(Today’s audio reading on Spotify: https://open.spotify.com/episode/5WEUHBOvpfdhDuIr7wVx79)
Then the soldiers nailed him to the cross. (Mark 15:24)
The cross is known for nailed hands. We cannot think of the cross without a picture of nails piercing the hands. Some artistic re-enactments picture ropes additionally tying him to the cross, presumably to help hold his weight. But we aren’t told that in Scripture.
I cannot imagine in any way that the nailing process was anything but sheer brutality. Rough, excessive treatment, administered by a soldier who I will guess had done this many times before and was ready to get on with it and get it over with. Soldiers’ feet were stepping on Jesus’ arms with direct and persistent pressure while the heavy mallet crushed the crude nails into the hardened wood. (And by the way, to speed things along, was it one soldier on each hand, pounding in unison? We usually think of it as one at a time, but I wonder.) To get into the wood, they had to go through his flesh, tissue, and bone. Blood was no doubt squirting everywhere while the victim was undergoing total pain, like blackout pain. It appears to be a total, physical overwhelming.
Interestingly, when crooks are caught, they are ‘hand-cuffed’. Their power to fight back with their hands and arms is taken away with the cuffs.
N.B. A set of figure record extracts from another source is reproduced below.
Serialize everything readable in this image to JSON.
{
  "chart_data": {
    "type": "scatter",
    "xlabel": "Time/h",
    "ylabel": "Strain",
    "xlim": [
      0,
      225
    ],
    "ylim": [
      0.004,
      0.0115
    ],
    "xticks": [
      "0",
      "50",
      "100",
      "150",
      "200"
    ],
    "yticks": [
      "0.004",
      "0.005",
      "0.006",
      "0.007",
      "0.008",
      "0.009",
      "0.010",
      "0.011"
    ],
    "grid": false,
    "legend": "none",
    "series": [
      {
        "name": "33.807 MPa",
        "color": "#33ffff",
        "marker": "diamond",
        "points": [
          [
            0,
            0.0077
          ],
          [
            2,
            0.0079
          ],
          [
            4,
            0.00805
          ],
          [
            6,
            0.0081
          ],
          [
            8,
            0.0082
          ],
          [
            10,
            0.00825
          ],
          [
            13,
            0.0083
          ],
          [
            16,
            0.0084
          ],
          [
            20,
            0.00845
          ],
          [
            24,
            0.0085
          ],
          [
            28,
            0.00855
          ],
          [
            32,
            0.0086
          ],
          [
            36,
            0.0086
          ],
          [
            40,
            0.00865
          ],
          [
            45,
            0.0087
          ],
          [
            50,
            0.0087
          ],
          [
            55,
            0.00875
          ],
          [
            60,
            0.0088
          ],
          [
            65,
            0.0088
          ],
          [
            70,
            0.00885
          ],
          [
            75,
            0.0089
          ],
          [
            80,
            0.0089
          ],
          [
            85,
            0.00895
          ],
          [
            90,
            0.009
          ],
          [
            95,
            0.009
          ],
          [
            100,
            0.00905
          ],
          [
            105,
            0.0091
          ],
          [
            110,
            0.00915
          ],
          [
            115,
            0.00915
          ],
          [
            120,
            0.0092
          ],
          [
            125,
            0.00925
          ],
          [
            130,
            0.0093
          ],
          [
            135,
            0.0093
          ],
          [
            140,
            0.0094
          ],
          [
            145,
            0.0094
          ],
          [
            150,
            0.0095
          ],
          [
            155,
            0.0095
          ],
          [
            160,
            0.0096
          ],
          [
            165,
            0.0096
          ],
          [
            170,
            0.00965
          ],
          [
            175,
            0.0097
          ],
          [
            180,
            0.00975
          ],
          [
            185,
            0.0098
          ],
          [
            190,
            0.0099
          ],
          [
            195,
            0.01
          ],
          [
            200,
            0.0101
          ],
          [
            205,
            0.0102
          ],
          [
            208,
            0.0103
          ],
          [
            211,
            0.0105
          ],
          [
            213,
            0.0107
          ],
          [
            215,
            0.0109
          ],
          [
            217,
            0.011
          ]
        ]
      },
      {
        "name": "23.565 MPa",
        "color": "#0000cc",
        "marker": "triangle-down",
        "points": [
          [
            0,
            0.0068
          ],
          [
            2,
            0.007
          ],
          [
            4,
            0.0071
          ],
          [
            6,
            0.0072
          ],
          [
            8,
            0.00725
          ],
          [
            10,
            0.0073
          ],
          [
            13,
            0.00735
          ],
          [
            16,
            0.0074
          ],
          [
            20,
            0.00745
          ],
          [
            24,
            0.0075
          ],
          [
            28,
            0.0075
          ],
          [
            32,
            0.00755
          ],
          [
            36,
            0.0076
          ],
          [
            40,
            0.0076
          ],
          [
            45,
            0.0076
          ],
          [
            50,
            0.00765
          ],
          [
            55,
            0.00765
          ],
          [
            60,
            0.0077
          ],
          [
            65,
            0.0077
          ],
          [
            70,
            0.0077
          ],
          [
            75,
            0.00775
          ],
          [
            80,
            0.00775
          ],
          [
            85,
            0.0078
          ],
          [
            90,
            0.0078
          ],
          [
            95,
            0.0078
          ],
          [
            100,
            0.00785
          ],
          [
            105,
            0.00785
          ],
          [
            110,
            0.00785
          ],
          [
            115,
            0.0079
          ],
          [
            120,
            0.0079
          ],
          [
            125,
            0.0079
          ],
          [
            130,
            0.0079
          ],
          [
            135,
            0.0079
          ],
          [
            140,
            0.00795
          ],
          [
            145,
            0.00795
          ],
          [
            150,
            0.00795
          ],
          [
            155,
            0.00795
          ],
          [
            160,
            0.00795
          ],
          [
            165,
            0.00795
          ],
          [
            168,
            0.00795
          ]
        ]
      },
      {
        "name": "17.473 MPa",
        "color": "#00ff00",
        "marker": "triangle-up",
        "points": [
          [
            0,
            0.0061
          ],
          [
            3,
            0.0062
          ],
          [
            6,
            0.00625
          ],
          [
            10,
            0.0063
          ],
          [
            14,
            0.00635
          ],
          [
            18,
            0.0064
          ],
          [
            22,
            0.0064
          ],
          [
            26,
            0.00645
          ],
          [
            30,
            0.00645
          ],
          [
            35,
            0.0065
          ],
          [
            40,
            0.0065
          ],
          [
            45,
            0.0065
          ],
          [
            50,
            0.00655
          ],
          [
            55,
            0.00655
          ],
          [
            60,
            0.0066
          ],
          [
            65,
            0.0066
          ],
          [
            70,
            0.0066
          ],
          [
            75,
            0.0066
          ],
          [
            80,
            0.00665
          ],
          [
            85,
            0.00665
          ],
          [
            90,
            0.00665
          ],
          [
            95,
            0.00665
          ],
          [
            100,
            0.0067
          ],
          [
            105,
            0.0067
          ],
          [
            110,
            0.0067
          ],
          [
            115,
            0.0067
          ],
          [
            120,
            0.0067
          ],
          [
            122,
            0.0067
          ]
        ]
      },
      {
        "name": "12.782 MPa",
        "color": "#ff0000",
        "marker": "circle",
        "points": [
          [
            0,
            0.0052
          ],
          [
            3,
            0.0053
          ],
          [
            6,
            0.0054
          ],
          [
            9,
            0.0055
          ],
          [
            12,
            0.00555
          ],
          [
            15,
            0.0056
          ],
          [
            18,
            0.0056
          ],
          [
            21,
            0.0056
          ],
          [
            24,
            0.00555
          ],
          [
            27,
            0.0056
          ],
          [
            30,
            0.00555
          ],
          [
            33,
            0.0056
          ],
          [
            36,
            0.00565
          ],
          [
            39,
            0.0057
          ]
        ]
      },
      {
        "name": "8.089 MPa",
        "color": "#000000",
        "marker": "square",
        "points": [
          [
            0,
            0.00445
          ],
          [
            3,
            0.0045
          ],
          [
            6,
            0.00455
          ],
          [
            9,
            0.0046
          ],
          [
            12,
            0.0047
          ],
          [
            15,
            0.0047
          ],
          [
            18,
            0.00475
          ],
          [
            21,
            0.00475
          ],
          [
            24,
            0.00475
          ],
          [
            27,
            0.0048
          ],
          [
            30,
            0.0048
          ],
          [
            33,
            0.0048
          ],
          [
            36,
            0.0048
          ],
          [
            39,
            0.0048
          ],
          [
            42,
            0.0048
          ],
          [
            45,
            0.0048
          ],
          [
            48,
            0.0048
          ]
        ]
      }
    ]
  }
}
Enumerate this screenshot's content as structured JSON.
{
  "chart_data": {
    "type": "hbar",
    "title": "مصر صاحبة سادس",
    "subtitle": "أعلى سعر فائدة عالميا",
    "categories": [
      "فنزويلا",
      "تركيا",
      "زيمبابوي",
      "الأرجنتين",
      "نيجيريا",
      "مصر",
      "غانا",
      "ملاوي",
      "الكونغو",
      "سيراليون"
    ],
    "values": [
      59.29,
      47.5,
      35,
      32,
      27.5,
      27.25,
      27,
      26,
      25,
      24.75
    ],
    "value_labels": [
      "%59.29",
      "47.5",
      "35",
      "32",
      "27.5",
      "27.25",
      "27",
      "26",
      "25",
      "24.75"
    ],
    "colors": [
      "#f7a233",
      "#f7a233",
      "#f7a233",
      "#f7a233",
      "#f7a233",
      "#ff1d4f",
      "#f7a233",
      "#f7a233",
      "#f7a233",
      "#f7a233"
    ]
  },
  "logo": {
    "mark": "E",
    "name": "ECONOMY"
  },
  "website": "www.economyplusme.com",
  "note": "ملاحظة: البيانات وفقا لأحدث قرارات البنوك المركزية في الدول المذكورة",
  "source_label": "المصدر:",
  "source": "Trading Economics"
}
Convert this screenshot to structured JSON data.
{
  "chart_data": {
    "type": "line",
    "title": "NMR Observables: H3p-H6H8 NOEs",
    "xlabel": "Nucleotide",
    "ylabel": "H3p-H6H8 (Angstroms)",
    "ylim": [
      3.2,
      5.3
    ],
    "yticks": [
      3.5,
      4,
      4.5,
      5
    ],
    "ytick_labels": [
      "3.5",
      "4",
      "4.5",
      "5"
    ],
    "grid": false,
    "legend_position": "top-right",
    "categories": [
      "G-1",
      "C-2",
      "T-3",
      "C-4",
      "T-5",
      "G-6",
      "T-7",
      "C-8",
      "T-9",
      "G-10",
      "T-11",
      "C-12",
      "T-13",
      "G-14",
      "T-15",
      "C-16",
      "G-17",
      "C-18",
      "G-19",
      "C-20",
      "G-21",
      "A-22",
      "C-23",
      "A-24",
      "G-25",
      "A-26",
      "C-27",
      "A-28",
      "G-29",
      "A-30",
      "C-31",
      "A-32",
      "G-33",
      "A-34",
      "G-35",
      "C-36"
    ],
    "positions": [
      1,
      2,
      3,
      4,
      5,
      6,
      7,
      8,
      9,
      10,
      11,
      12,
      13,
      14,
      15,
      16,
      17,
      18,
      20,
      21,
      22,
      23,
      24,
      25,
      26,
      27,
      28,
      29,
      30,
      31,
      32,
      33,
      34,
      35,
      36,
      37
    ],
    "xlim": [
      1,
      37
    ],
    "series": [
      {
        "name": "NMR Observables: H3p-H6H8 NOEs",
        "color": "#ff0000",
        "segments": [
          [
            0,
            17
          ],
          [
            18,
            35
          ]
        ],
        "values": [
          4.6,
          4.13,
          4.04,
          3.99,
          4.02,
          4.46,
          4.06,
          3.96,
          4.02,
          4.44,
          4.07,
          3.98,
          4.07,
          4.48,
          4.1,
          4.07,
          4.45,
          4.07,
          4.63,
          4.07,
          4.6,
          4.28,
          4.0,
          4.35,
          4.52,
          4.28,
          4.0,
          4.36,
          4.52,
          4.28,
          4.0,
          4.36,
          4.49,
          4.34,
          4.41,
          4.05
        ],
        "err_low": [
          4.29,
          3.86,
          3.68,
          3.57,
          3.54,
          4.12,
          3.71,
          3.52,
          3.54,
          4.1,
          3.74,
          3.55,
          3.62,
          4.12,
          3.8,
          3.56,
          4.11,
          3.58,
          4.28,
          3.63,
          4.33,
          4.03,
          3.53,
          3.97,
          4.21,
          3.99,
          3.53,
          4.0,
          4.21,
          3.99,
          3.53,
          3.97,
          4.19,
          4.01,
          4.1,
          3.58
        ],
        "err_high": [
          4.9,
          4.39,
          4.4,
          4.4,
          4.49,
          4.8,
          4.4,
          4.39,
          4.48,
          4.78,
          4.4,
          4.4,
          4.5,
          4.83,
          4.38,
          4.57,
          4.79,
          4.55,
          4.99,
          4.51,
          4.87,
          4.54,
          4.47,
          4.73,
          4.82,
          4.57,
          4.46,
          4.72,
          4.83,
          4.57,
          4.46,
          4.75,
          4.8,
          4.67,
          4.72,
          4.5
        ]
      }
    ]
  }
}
That’s another indication of total overwhelming! Added to that, any desire or response for offense or defense that might rise up within the nailed-one is neutralized. There is no capability to position oneself for attack, nor to shield oneself from attack.
Apart from the helplessness or inability to strike back (should that have been the activated, normal human response!), there is a huge issue of suffocation. The cross gave way to suffocation. Stretched out, nailed up hands and arms gave way to total inability to breathe. How basic is that? The thirsty throat of Jesus speaks to the basic human need for water. The nailed hands affect the basic need to breathe.
So, not just the pain of the nails overcame the prisoner (can you even imagine what that was like to be suspended on cross beams with nails in place holding the weight of a man?), but coupled with the pain of not breathing gives us a scenario so excruciating we can hardly get our minds around it.
Obviously, he ceded power over his body and self to others. He let others do with him as they wished. That included inflict him with unimaginable pain through his hands, and take away from him the ability to breathe freely.
This was part of the sacrificial path he freely chose, “for the joy set before him.”
“Father, we have a hard time grasping the extent of the pain Jesus suffered by having his hands nailed to the old rugged cross—but again today, we say thank you.”